- Pronunciation: Somarathna Disānāyaka
- Born: 15 November 1946 (age 79) Giriulla
- Other name: Some
- Occupations: Film director; SRC – Chairman; ITN chairman; SLBC chairman;
- Years active: 1997–present
- Notable work: Saroja; Punchi Suranganavi; Sooriya Arana; Sarigama; Jangi Hora;
- Spouse: Renuka Balasooriya
- Children: Two sons and one daughter

= Somaratne Dissanayake =

Sri Lankan film director, screen writer, and producer (born 1946)

Somaratne Dissanayake (born 15 November 1946) is a Sri Lankan film director, screenwriter and producer. He was the Chairman of Sri Lanka Rupavahini Corporation and the president of the Film Makers Guild of Sri Lanka (FMG). He is the winner of the most number of international awards for cinema in Sri Lanka. In 2007, he received Presidential award for directing Samanala Thatu (2006).

== Biography ==
Somaratne abandoned his life in Australia to pursue a film career in his motherland Sri Lanka. He started the stage play, Mee Pura Wesio in 1984 and then a television drama, Iti Pahan in mid 1990s. He did not come to the cinema industry at once. He studied cinema for another 10 years. He earned his MA in performing arts from the University of Sydney, Australia. He also obtained his PhD in cinema from the University of Colombo.
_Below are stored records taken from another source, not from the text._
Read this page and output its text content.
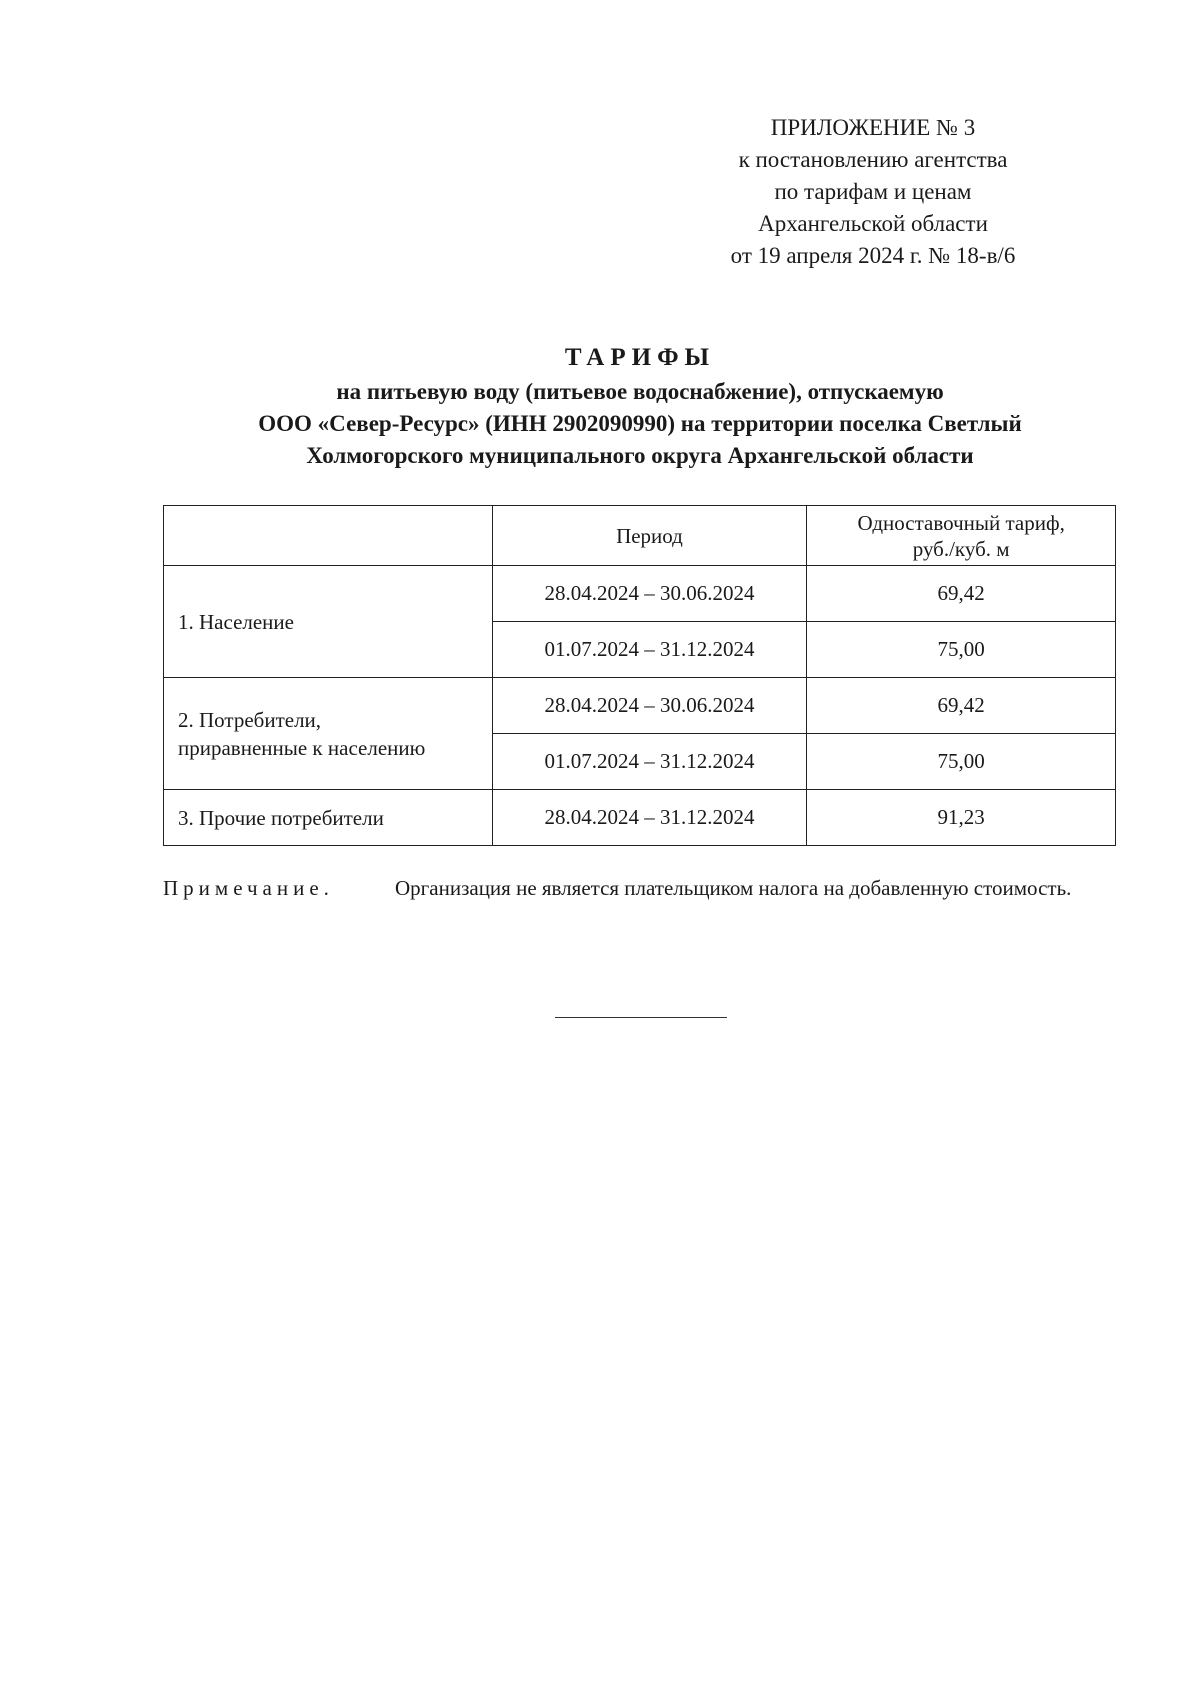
ПРИЛОЖЕНИЕ № 3
к постановлению агентства
по тарифам и ценам
Архангельской области
от 19 апреля 2024 г. № 18-в/6
ТАРИФЫ
на питьевую воду (питьевое водоснабжение), отпускаемую
ООО «Север-Ресурс» (ИНН 2902090990) на территории поселка Светлый
Холмогорского муниципального округа Архангельской области
	Период	Одноставочный тариф,
руб./куб. м

1. Население	28.04.2024 – 30.06.2024	69,42
	01.07.2024 – 31.12.2024	75,00

2. Потребители,
приравненные к населению	28.04.2024 – 30.06.2024	69,42
	01.07.2024 – 31.12.2024	75,00

3. Прочие потребители	28.04.2024 – 31.12.2024	91,23
Примечание.	Организация не является плательщиком налога на добавленную стоимость.
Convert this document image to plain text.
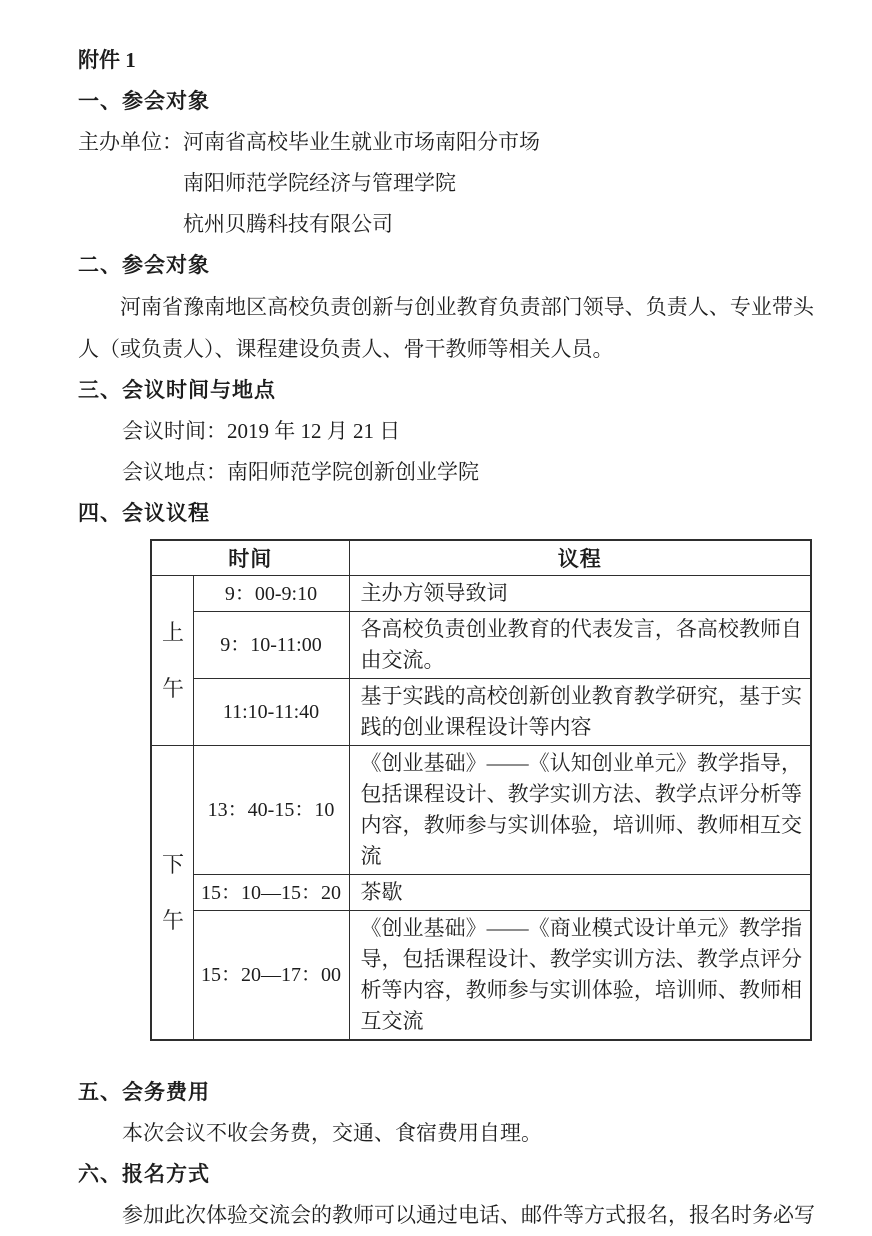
附件 1
一、参会对象
主办单位：河南省高校毕业生就业市场南阳分市场
南阳师范学院经济与管理学院
杭州贝腾科技有限公司
二、参会对象

河南省豫南地区高校负责创新与创业教育负责部门领导、负责人、专业带头人（或负责人）、课程建设负责人、骨干教师等相关人员。

三、会议时间与地点
会议时间：2019 年 12 月 21 日
会议地点：南阳师范学院创新创业学院
四、会议议程
时间		议程
上午	9：00-9:10	主办方领导致词
	9：10-11:00	各高校负责创业教育的代表发言，各高校教师自由交流。
	11:10-11:40	基于实践的高校创新创业教育教学研究，基于实践的创业课程设计等内容
下午	13：40-15：10	《创业基础》——《认知创业单元》教学指导，包括课程设计、教学实训方法、教学点评分析等内容，教师参与实训体验，培训师、教师相互交流
	15：10—15：20	茶歇
	15：20—17：00	《创业基础》——《商业模式设计单元》教学指导，包括课程设计、教学实训方法、教学点评分析等内容，教师参与实训体验，培训师、教师相互交流
五、会务费用
本次会议不收会务费，交通、食宿费用自理。
六、报名方式
参加此次体验交流会的教师可以通过电话、邮件等方式报名，报名时务必写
He made his debut in the Sinhala film in 2000 with a controversial but blockbuster film Saroja (2000 film). He is also well known for other films he directed and screened such as Punchi Suranganavi, Sooriya Arana, Samanala Thatu, Siri Raja Siri, Bindu and Siri Parakum. In 2016, Dissanayake directed and screened the film Sarigama which was a sinhala remake of the world famous film The Sound of Music.In year 2020 he completed "Tsunami" the blockbuster film, and won many international awards for it. He still holds the box-office record of films in the history of Sri Lankan cinema.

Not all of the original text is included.